With a Defense Department review of Lockheed Martin F-35 and Boeing F/A-18 Super Hornet still ongoing, procurement for the Joint Strike Fighter remained steady in the president’s fiscal year 2018 budget request.
The Defense Department is requesting 70 F-35s this budget cycle, including 46 F-35As for the US Air Force, 20 F-35Bs for the US Marine Corps and four F-35Cs for the US Navy.
The USAF requested 46 F-35As, two more than number forecasted for fiscal year 2018 in the service’s five year defense plan released last year. The air force requested 43 F-35As in its FY17 budget, but Congress granted a total of 48 F-35As in the final FY17 budget.
The US Navy requested four F-35Cs and 20 F-35Bs for the US Marine Corps. The navy decreased its procurement of the carrier variant F-35 in an effort to balance readiness accounts and maintain initial operational capability for the carrier variant in 2018, navy officials say.

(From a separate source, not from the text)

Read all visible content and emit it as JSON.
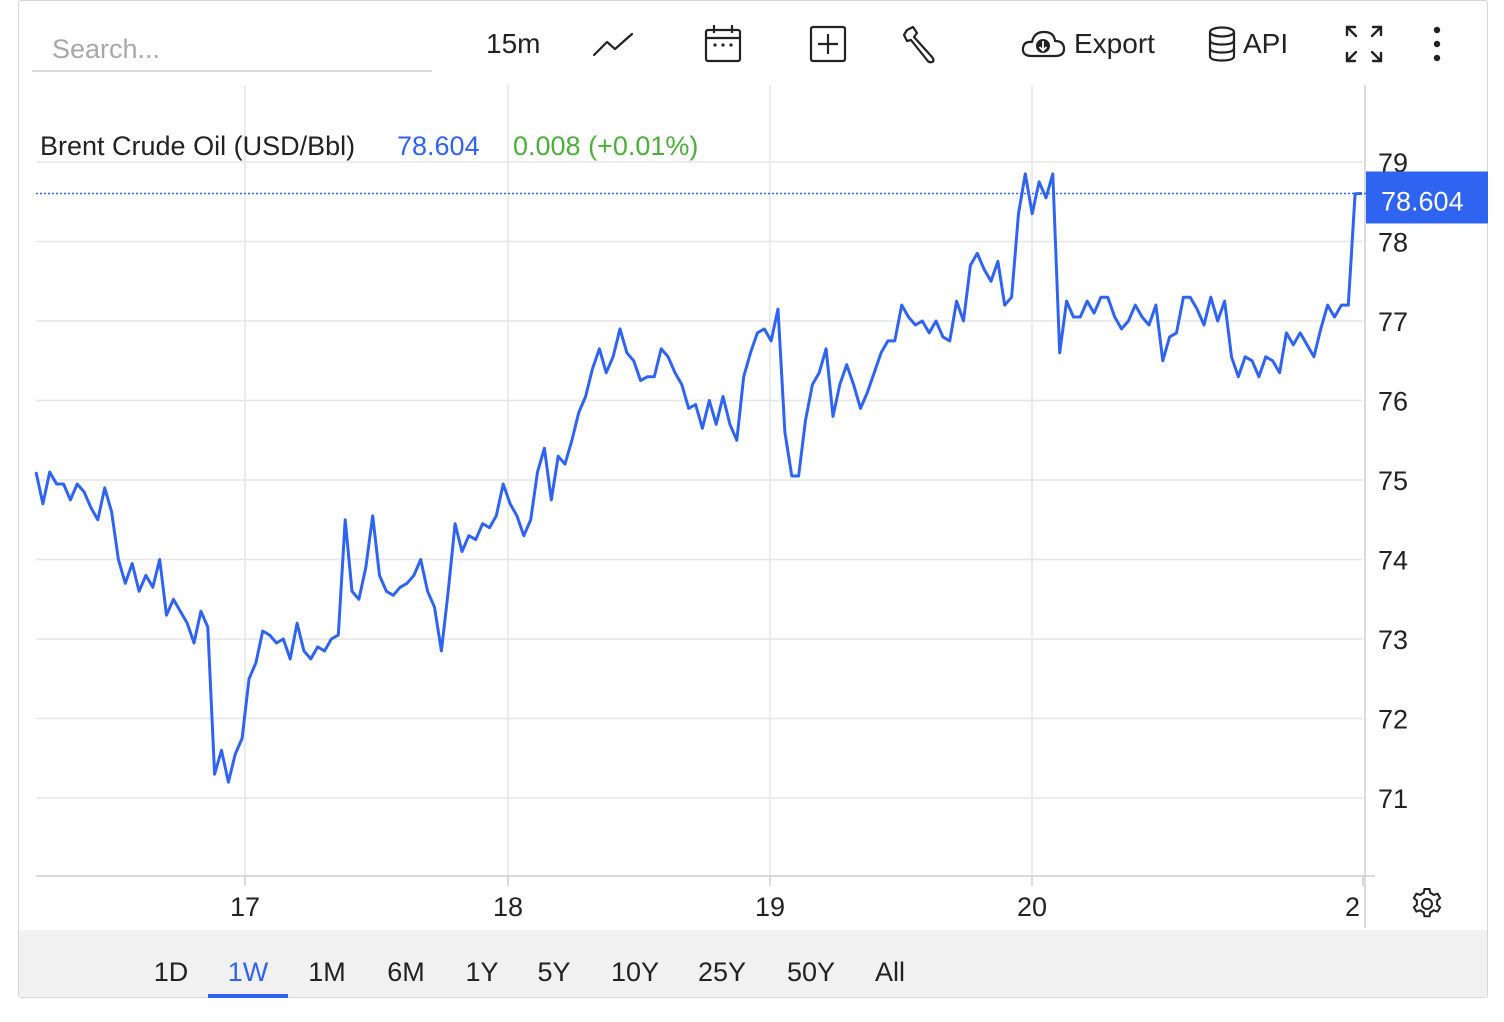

“Approximately two more years of system development and demonstration work remain to achieve an operational requirements document compliant Block III configured aircraft,” according to the US Navy’s FY18 budget documents.
The navy is tacking to complete flight tests in 2018 and should achieve initial operational capability between August 2018 and February 2019, according to a F-35 Joint Programme Office spokesman. In December, then JPO executive officer Lt Gen Christopher Bogdan told reporters flight testing would complete sometime between November 2017 and February 2018. If SDD stretches beyond February 2018, the JPO is prepared to take funding from the follow-on modernisation programe and allocate the money for SDD, Bogdan said.
Meanwhile, the navy’s budget did not reference any plans for its future fighter programme, the FA-XX. The service is waiting on the results of a strategic review, planned to release in August or September, before jumping into the Super Hornet replacement programme.